Nachgewiesen wurde die Tigermückenpopulation in einem Kleingartenverein. Aus eigener Erfahrung weiß ich, dass viele Gartenteiche ernst zu nehmende Biotope sein können. Müssen die jetzt trockengelegt werden?


Gartenteiche sind von der Bekämpfung überhaupt nicht betroffen. In denen gibt es so viele natürliche Gegenspieler der Mückenlarven, etwa räuberisch lebende Insekten wie Libellen oder auch andere Insektenlarven, dass sie schon für die Reduktion der Mücken sorgen. Und wenn auch noch Frösche oder Fische darin zu finden sind, haben Mückenlarven überhaupt keine Chance.

Foto: ZALF

Doreen Werner

Insekten-Expertin, Spezialistin für blutsaugende Diptera, vulgo: Mücken. Forscht am Leibniz-Zentrum für Agrarlandschaftsforschung in Müncheberg.

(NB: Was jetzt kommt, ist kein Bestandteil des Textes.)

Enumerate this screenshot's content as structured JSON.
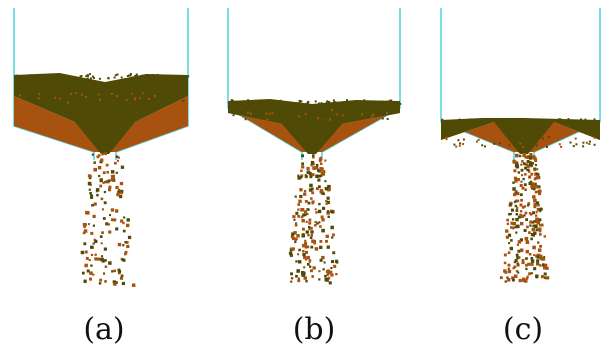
{
  "figure": {
    "panels": [
      {
        "id": "a",
        "caption": "(a)"
      },
      {
        "id": "b",
        "caption": "(b)"
      },
      {
        "id": "c",
        "caption": "(c)"
      }
    ]
  },
  "colors": {
    "wall": "#5ad6e0",
    "top_layer": "#4f4a06",
    "bottom_layer": "#a8520f",
    "particle_dark": "#4f4a06",
    "particle_light": "#a8520f"
  }
}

Überlebt nicht ein gewisser Anteil der Mücken trotzdem? Sonst würden die Mücken ja – platt gesagt – keine Eier mehr in Teichen ablegen.

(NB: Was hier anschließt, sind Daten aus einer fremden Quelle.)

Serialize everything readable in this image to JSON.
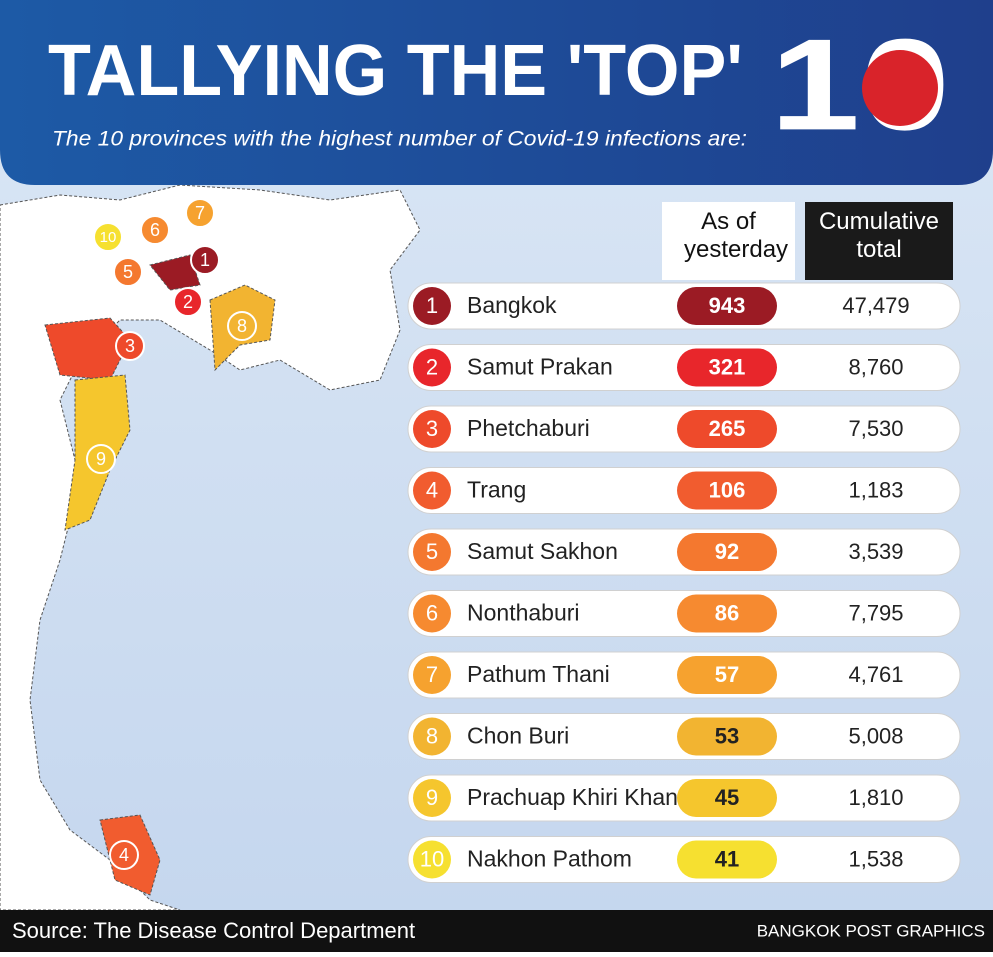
{
  "header": {
    "title": "TALLYING THE 'TOP'",
    "number": "10",
    "subtitle": "The 10 provinces with the highest number of Covid-19 infections are:"
  },
  "table": {
    "columns": [
      "As of yesterday",
      "Cumulative total"
    ],
    "rows": [
      {
        "rank": "1",
        "name": "Bangkok",
        "yesterday": "943",
        "cumulative": "47,479",
        "color": "#9b1b24"
      },
      {
        "rank": "2",
        "name": "Samut Prakan",
        "yesterday": "321",
        "cumulative": "8,760",
        "color": "#e8262b"
      },
      {
        "rank": "3",
        "name": "Phetchaburi",
        "yesterday": "265",
        "cumulative": "7,530",
        "color": "#ee4a2b"
      },
      {
        "rank": "4",
        "name": "Trang",
        "yesterday": "106",
        "cumulative": "1,183",
        "color": "#f15c2f"
      },
      {
        "rank": "5",
        "name": "Samut Sakhon",
        "yesterday": "92",
        "cumulative": "3,539",
        "color": "#f4782f"
      },
      {
        "rank": "6",
        "name": "Nonthaburi",
        "yesterday": "86",
        "cumulative": "7,795",
        "color": "#f68a30"
      },
      {
        "rank": "7",
        "name": "Pathum Thani",
        "yesterday": "57",
        "cumulative": "4,761",
        "color": "#f6a22f"
      },
      {
        "rank": "8",
        "name": "Chon Buri",
        "yesterday": "53",
        "cumulative": "5,008",
        "color": "#f2b431"
      },
      {
        "rank": "9",
        "name": "Prachuap Khiri Khan",
        "yesterday": "45",
        "cumulative": "1,810",
        "color": "#f5c62d"
      },
      {
        "rank": "10",
        "name": "Nakhon Pathom",
        "yesterday": "41",
        "cumulative": "1,538",
        "color": "#f6e030"
      }
    ]
  },
  "footer": {
    "source": "Source: The Disease Control Department",
    "credit": "BANGKOK POST GRAPHICS"
  }
}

Im Gartenteich sind Mücken Teil des Nahrungsnetzes und tragen dazu bei, andere Insekten oder andere Tierarten mit Futter zu versorgen. Daher weichen sie auch auf andere Bruthabitate aus, in denen keine natürlichen Fressfeinde auftreten, nämlich die besagten Kleinst­ansammlungen von Wasser.

Nachgewiesen wurde die Tigermücke in Treptow. Sollte die Bekämpfung trotzdem stadtweit stattfinden?

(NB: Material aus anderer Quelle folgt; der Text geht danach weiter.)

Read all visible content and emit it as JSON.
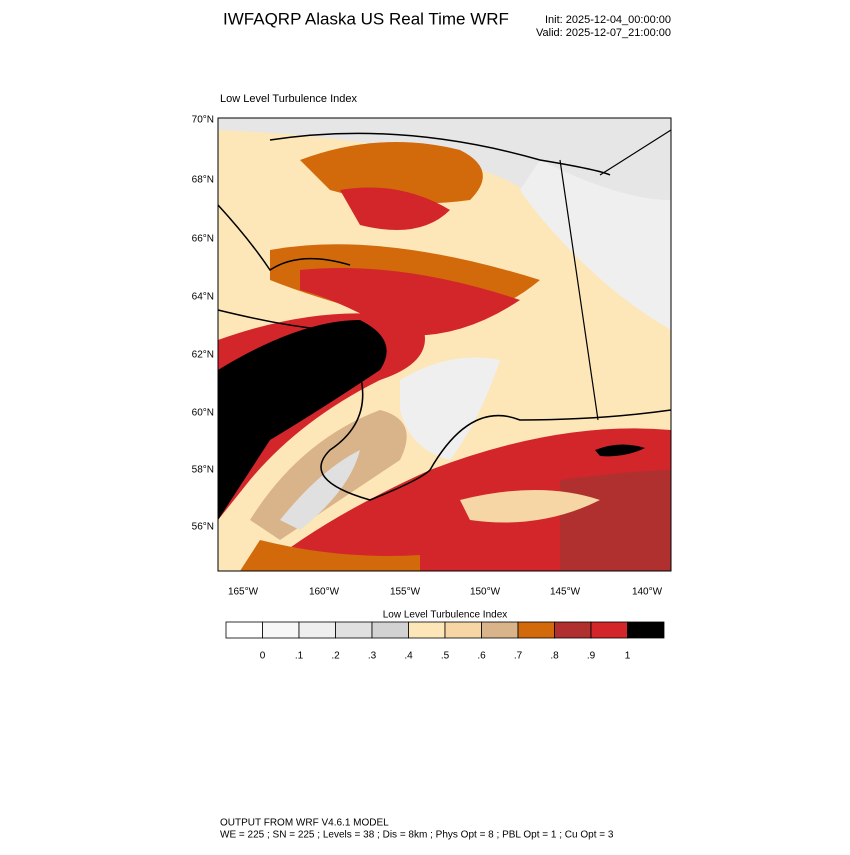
{
  "header": {
    "title": "IWFAQRP Alaska US Real Time WRF",
    "init": "Init: 2025-12-04_00:00:00",
    "valid": "Valid: 2025-12-07_21:00:00"
  },
  "map": {
    "title": "Low Level Turbulence Index",
    "lat_labels": [
      "70°N",
      "68°N",
      "66°N",
      "64°N",
      "62°N",
      "60°N",
      "58°N",
      "56°N"
    ],
    "lon_labels": [
      "165°W",
      "160°W",
      "155°W",
      "150°W",
      "145°W",
      "140°W"
    ]
  },
  "colorbar": {
    "title": "Low Level Turbulence Index",
    "colors": [
      "#ffffff",
      "#f7f7f7",
      "#efefef",
      "#e0e0e0",
      "#d2d2d2",
      "#fde7b9",
      "#f5d6a4",
      "#d9b48a",
      "#d26a0c",
      "#b0302f",
      "#d3262b",
      "#000000"
    ],
    "labels": [
      {
        "value": 0,
        "label": "0"
      },
      {
        "value": 0.1,
        "label": ".1"
      },
      {
        "value": 0.2,
        "label": ".2"
      },
      {
        "value": 0.3,
        "label": ".3"
      },
      {
        "value": 0.4,
        "label": ".4"
      },
      {
        "value": 0.5,
        "label": ".5"
      },
      {
        "value": 0.6,
        "label": ".6"
      },
      {
        "value": 0.7,
        "label": ".7"
      },
      {
        "value": 0.8,
        "label": ".8"
      },
      {
        "value": 0.9,
        "label": ".9"
      },
      {
        "value": 1,
        "label": "1"
      }
    ]
  },
  "footer": {
    "line1": "OUTPUT FROM WRF V4.6.1 MODEL",
    "line2": "WE = 225 ; SN = 225 ; Levels = 38 ; Dis = 8km ; Phys Opt = 8 ; PBL Opt = 1 ; Cu Opt = 3"
  }
}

Das A und O ist jetzt das Auffinden der Populationen. Dazu dient unser Citizen-Science-Projekt „Mückenatlas“, bei dem interessierte Bürger eingeladen sind, uns Stechmücken zuzuschicken. Wenn wir darüber Hinweise finden, dass sich die Tigermücke an einem Ort etabliert hat, führen wir als Wissenschaftler ein kleinräumiges Stechmücken-Monitoring durch: Hat sich die Mücke wirklich dort angesiedelt? Lassen sich mehrere Entwicklungsstadien finden? Dann kommunizieren wir das den Behörden, und die Bekämpfung wird in Gang gesetzt.